Ça m’emmerde profondément d’écrire cette critique, mais bon…
Il suffit de me connaître un peu pour savoir que j’estime beaucoup Zemeckis en tant que réalisateur, notamment parce qu’il a su faire preuve d’une certaine constance qualitative qui rendait ses films moins bons toujours un minimum intéressant à regarder. Une constance qui s’est un peu égratignée avec le récent
The Witches, clairement son film le moins intéressant depuis longtemps, et qui empire avec ce projet qui puait à des kilomètres. Alors bon, que Zemeckis ne soit plus le grand nom vendeur qu’il fut est une évidence, pour autant je ne comprend décidément pas ce qui l’a poussé à accepter de réaliser ce énième remake live-action d’un classique Disney, alors qu’il était évident qu’il n’y aurait absolument aucune liberté. On peut aisément deviner ce qui l’a intéressé dans le projet, entre la revisite d’un classique enfantin, la possibilité de continuer ce qu’il avait fait sur
Welcome to Marwen en humanisant des jouets, ou l’idée de faire un semi film musical, mais le fait est que le mec s’est complètement fait avoir derrière, au point de livrer le pire film de sa longue carrière.
Difficile à ce stade de définir ce qui a bien pu se passer derrière une production pareille, mais à la vue du résultat final, il me paraît évident que quelque chose s’est passé durant la préparation de ce métrage. Script qui n’apporte aucune plus-value vis à vis du film original, pâle copie des scènes de ce dernier, des acteurs à la rue (pauvre Tom Hanks qui essaye d’y croire autant que possible
), mais ce qui choque le plus à mon sens, c’est de constater que le film ne donne jamais l’impression d’avoir le budget qu’il a eu. 150 millions pour un résultat visuel pareil en 2022, c’est juste hallucinant
, tant on a l’impression à plusieurs reprises de voir ces films des années 2000 qui tentaient des effets visuels numériques pour des finalités franchement hasardeuses. Le final avec Monstro est particulièrement emblématique de cela : d’une part c’est globalement moche (le terme bouille numérique serait bien adapté sur ce coup là), mais d’autre part c’est bourré de petites erreurs bien visibles, genre un plan où le footage incrusté de Tom Hanks est accéléré d’un coup pour lui faire quitter le cadre rapidement comme s’il était dans un cartoon, où encore des images mises en boucle du comédien histoire de faire durer les plans plus longtemps
. De telles choses dans un blockbuster aussi friqué, même s’il était pensé pour une distribution sur Disney+, me paraissent tellement improbables que je ne peux suspecter de gros soucis en cours de production, et il sera sûrement très intéressant de lire des choses autour du film dans les années à venir.
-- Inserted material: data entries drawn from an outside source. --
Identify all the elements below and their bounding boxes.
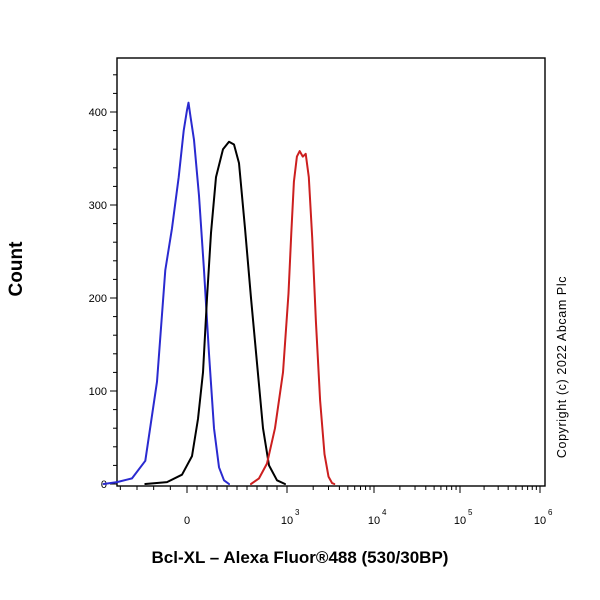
y-tick-label: 0 xyxy=(101,479,107,491)
x-tick-exponent: 3 xyxy=(295,508,300,517)
histogram-series-2 xyxy=(144,140,286,485)
x-tick-exponent: 5 xyxy=(468,508,473,517)
y-axis: 0 100 200 300 400 xyxy=(89,74,117,491)
histogram-curves xyxy=(102,101,336,485)
histogram-series-1 xyxy=(102,101,230,485)
y-tick-label: 300 xyxy=(89,200,107,212)
x-tick-label: 10 xyxy=(454,515,466,527)
y-tick-label: 200 xyxy=(89,293,107,305)
x-axis-label: Bcl-XL – Alexa Fluor®488 (530/30BP) xyxy=(151,548,449,567)
y-tick-label: 100 xyxy=(89,386,107,398)
x-tick-exponent: 6 xyxy=(548,508,553,517)
plot-frame xyxy=(116,57,546,487)
x-tick-label: 10 xyxy=(368,515,380,527)
x-tick-label: 0 xyxy=(184,515,190,527)
x-tick-label: 10 xyxy=(534,515,546,527)
y-tick-label: 400 xyxy=(89,107,107,119)
histogram-series-3 xyxy=(250,150,336,485)
x-tick-exponent: 4 xyxy=(382,508,387,517)
copyright-note: Copyright (c) 2022 Abcam Plc xyxy=(555,275,569,459)
y-axis-label: Count xyxy=(6,241,27,297)
x-tick-label: 10 xyxy=(281,515,293,527)
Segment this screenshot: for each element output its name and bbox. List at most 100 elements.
A cela s’ajouter une direction artistique à la rue, notamment dans le choix particulièrement étrange de vouloir faire cohabiter le design d’origine des personnages et des décors avec un rendu photo-réaliste, idée qui ne marche absolument pas à l’écran et qui empêche toute implication tant le rendu sonne faux du début jusqu’à la fin. Les choix de casting dans l’air du temps sont, comme très souvent chez Disney, juste opportunistes, et la diversité de la distribution n’apporte absolument rien, genre la Fée Bleue black c’est quand même du bon gros OSEF. La mise en scène de Zemeckis est ici particulièrement transparente, et déjà que dans
The Witches je trouvais qu’il avait perdu son mojo, ici il est juste complètement absent (et ce n’est pas le clin d’œil à Roger Rabbit qui va faire la différence), c’est vraiment triste à voir de la part d’un cinéaste qui, il y a encore quelques années, livrait de beaux morceaux de bravoure et des idées de mise en scène réfléchies. Pour le coup, c’est vraiment un film qui provoque en moi un certain mépris, associé à la douleur de voir un de mes réalisateurs fétiches avoir son nom apposé sur un tel truc sans forme ni sens. Désormais, il ne me reste plus qu’à croiser les doigts pour que le chèque que Zemeckis a reçu pour ce film lui serve à faire un projet plus personnel, ça serait bien la seule chose positive qui ressortirait de ce désastre.